Recovered art has way of telling its story as "Monuments Men" opens

"The Monuments Men" recovered WWII masterpieces hit auction block

Matt Damon and George Clooney star in the new film "The Monuments Men," which opens in theaters nationwide Friday.

In December, CBS News’ Mark Strassmann reported on the movie's inspiration, a group of museum professionals turned Allied soldiers in World War II. They saved Jewish-owned works of art seized by the Nazis, but the stolen portraits have a way of telling their own story.

At a recent Sotheby's auction, four paintings stood out - and not only as fine art. They were all once stolen by the Nazis, part of Hitler's war on European culture.
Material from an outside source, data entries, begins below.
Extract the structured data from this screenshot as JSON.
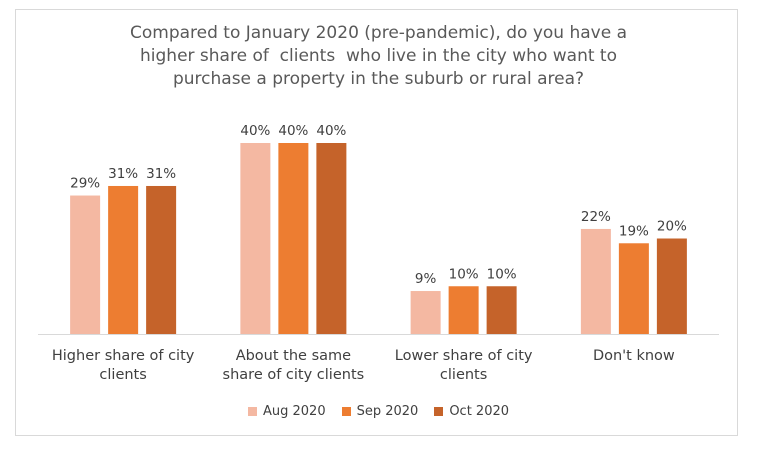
{
  "chart_data": {
    "type": "bar",
    "title_lines": [
      "Compared to January 2020 (pre-pandemic), do you have a",
      "higher share of  clients  who live in the city who want to",
      "purchase a property in the suburb or rural area?"
    ],
    "categories": [
      [
        "Higher share of city",
        "clients"
      ],
      [
        "About the same",
        "share of city clients"
      ],
      [
        "Lower share of city",
        "clients"
      ],
      [
        "Don't know"
      ]
    ],
    "series": [
      {
        "name": "Aug 2020",
        "color": "#f4b8a2",
        "values": [
          29,
          40,
          9,
          22
        ],
        "labels": [
          "29%",
          "40%",
          "9%",
          "22%"
        ]
      },
      {
        "name": "Sep 2020",
        "color": "#ed7d31",
        "values": [
          31,
          40,
          10,
          19
        ],
        "labels": [
          "31%",
          "40%",
          "10%",
          "19%"
        ]
      },
      {
        "name": "Oct 2020",
        "color": "#c5632a",
        "values": [
          31,
          40,
          10,
          20
        ],
        "labels": [
          "31%",
          "40%",
          "10%",
          "20%"
        ]
      }
    ],
    "ylim": [
      0,
      40
    ],
    "grid": false,
    "legend_position": "bottom"
  }
}
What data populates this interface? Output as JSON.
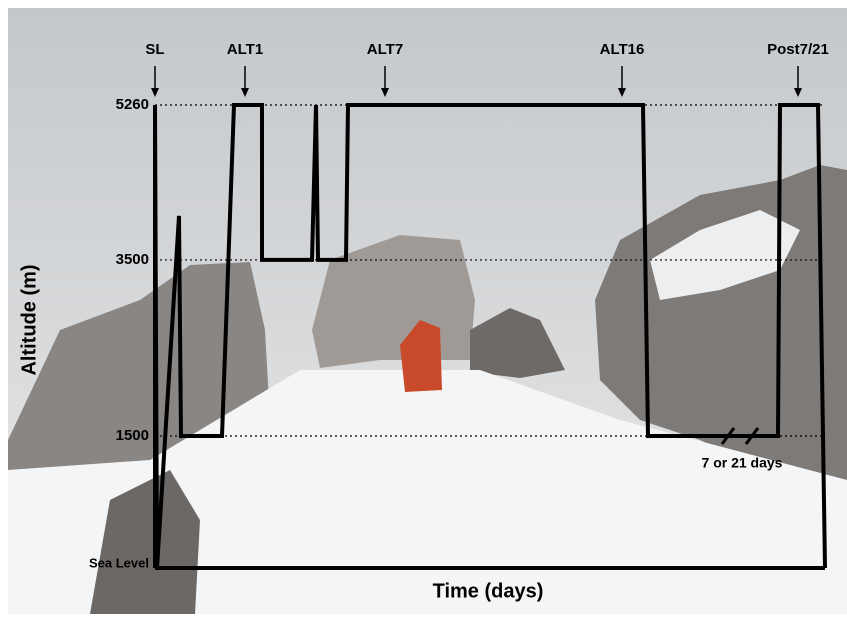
{
  "chart_data": {
    "type": "line",
    "x_label": "Time (days)",
    "y_label": "Altitude (m)",
    "x": [
      0,
      0,
      0.2,
      2.4,
      2.6,
      6.7,
      7.9,
      10.7,
      10.7,
      15.7,
      16.1,
      16.3,
      19.1,
      19.3,
      48.8,
      49.3,
      62.3,
      62.5,
      66.3,
      67
    ],
    "series": [
      {
        "color": "#000000",
        "values": [
          0,
          5260,
          0,
          4000,
          1500,
          1500,
          5260,
          5260,
          3500,
          3500,
          5260,
          3500,
          3500,
          5260,
          5260,
          1500,
          1500,
          5260,
          5260,
          0
        ]
      }
    ],
    "xlim": [
      0,
      67
    ],
    "ylim": [
      0,
      5260
    ],
    "yticks": [
      {
        "value": 0,
        "label": "Sea Level"
      },
      1500,
      3500,
      5260
    ],
    "grid": true,
    "annotations": [
      {
        "text": "SL",
        "x": 0
      },
      {
        "text": "ALT1",
        "x": 9
      },
      {
        "text": "ALT7",
        "x": 23
      },
      {
        "text": "ALT16",
        "x": 46.7
      },
      {
        "text": "Post7/21",
        "x": 64.3
      }
    ],
    "note": {
      "text": "7 or 21 days",
      "x": 58.5
    }
  }
}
“The Holocaust really begins with the theft of people's belongings and the destruction of what they believe in,” said Robert Edsel, the author of “The Monuments Men,” the basis for the new movie.

The unlikely heroes were middle-aged museum directors, curators and art historians. The Nazis had looted Europe, and World War II was ending.

It's estimated the Monuments Men recovered 90 percent of five million pieces stolen from museums and family collections, like the Rothschilds'.

At Sotheby's, Lucian Simmons researches a painting's history of ownership, called the provenance.

Simmons told Strassmann that they can establish custody of the painting because the Nazis kept detailed records and the Monuments Men did a good job tracking them down.

To determine custody, the team looks at the back of each painting to find the Nazi inventory code.

“So on the back of this painting you see the initials ‘BoR58,’ and that stands for ... Embassy Rothschild number 58,” said Simmons.

It matches a Nazi document from 1940, when the painting was stolen.

"It describes as Italian 15th century, imagery number BoR number 58," Simmons said.

Edsel took Strassmann to the Metropolitan Museum of Art in New York City. It exhibits a dozen paintings recovered by the Monuments Men, like a van Goyen landscape.

"This is one of thousands of pictures confiscated by the Nazis from collectors in France," Edsel said.

The Monuments Men found Nazi thefts hidden all over Europe, from castles to salt mines.

"They moved them to so-called collecting points and then returned them to the original owners,” said Simmons. “Without them, these paintings would not be on the wall today."

But thousands more works were never recovered.

Edsel told Strassmann that he believes “the treasure hunt's really just beginning.”

At the Sotheby’s auction, the four recovered paintings sold for a total of $1.5 million, but the Monuments Men's saving of European culture is priceless.